Does this sound like a stereotype? That’s because it is. And it is the question that opens this video by Dr. Eva Vanmassenhove of the University of the Netherlands on the topic of gender bias in machine translation.

Eva begins by pulling up a screenshot of a Google Translate result from Hungarian to English. Unlike English, Hungarian is a language that doesn’t have gendered pronouns.

The result is startling: “Someone beautiful is female, someone clever, male. A woman should do the dishes, while a man builds. A woman cleans, cooks, raises children, and a man does research, teaches, and makes money.”

These results show the extent to which gender biases are present in machine translation. But what exactly is gender bias, and why is it such a pervasive problem? The video is a well-detailed and highly informative introduction to the topic, and well worth the watch.

A few questions for Dr. Vanmassenhove

How does gender bias show up when it comes to machine translation?

Gender bias is mainly visible in MT when you are translating between languages where the one language doesn't require you to make the gender explicit while the other one does. For instance, English is a language where there are barely any gender markers (except for referential "he", "she"...). When translating sentences such as "I'm beautiful" or "I'm a nurse" into other languages (e.g. French, Spanish, Russian) the MT system will pick a gender for you and this will often result in biased translations.

Why is it important for us to address gender bias in MT?

It is important because we are leaving out translations that are equally valid from a linguistic point of view. Furthermore, there is no way to tell the system which gender is preferred. As such, when translating a speech of someone who identifies as a woman/man, the translation will most likely only partially be correct (as it will sometimes use the masculine and sometimes the feminine gender depending on the data it was trained on).

Additionally, MT is sometimes used for downstream tasks (example is given in the talk as well, for instance when you are looking for a "plumber" or a "nurse" and you use an MT system, half of the candidates will be eliminated).

What are the ways that we can address gender bias in MT?

There is this cool project 'Fairslator' (www.fairslator.com) that does a pretty good job at providing multiple translations. Main challenges are that languages differ considerably when it comes to gender agreement/markers. As such, there is no one-solution-fits-all.

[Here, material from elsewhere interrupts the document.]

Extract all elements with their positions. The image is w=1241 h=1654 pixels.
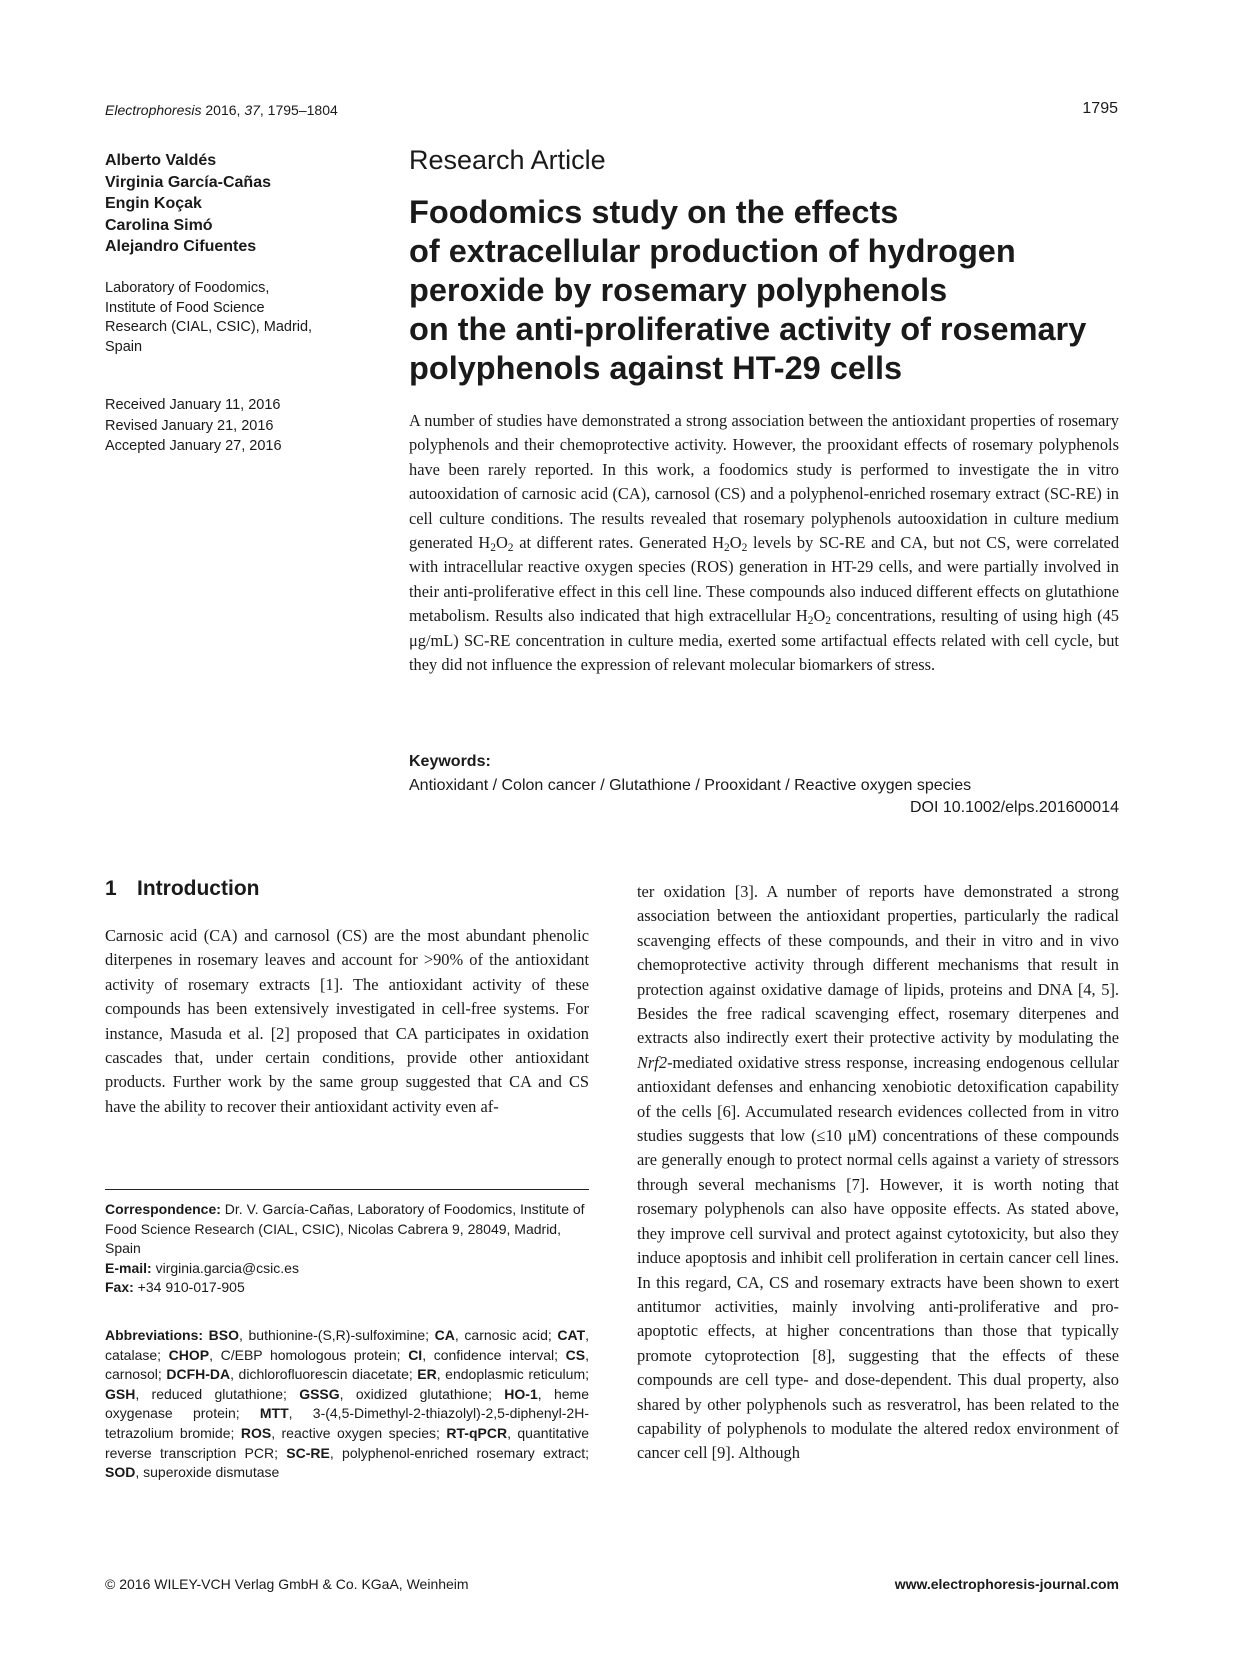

It furthermore requires quite some linguistic knowledge to be able to tackle gender in MT. People have experimented with adding additional features that incorporate information such as gender to teach the system how to generate the right translation given a particular context. Others have focused on debiasing word embeddings (although this doesn't really resolve the issue for MT specifically; it attempts to make the data more fair).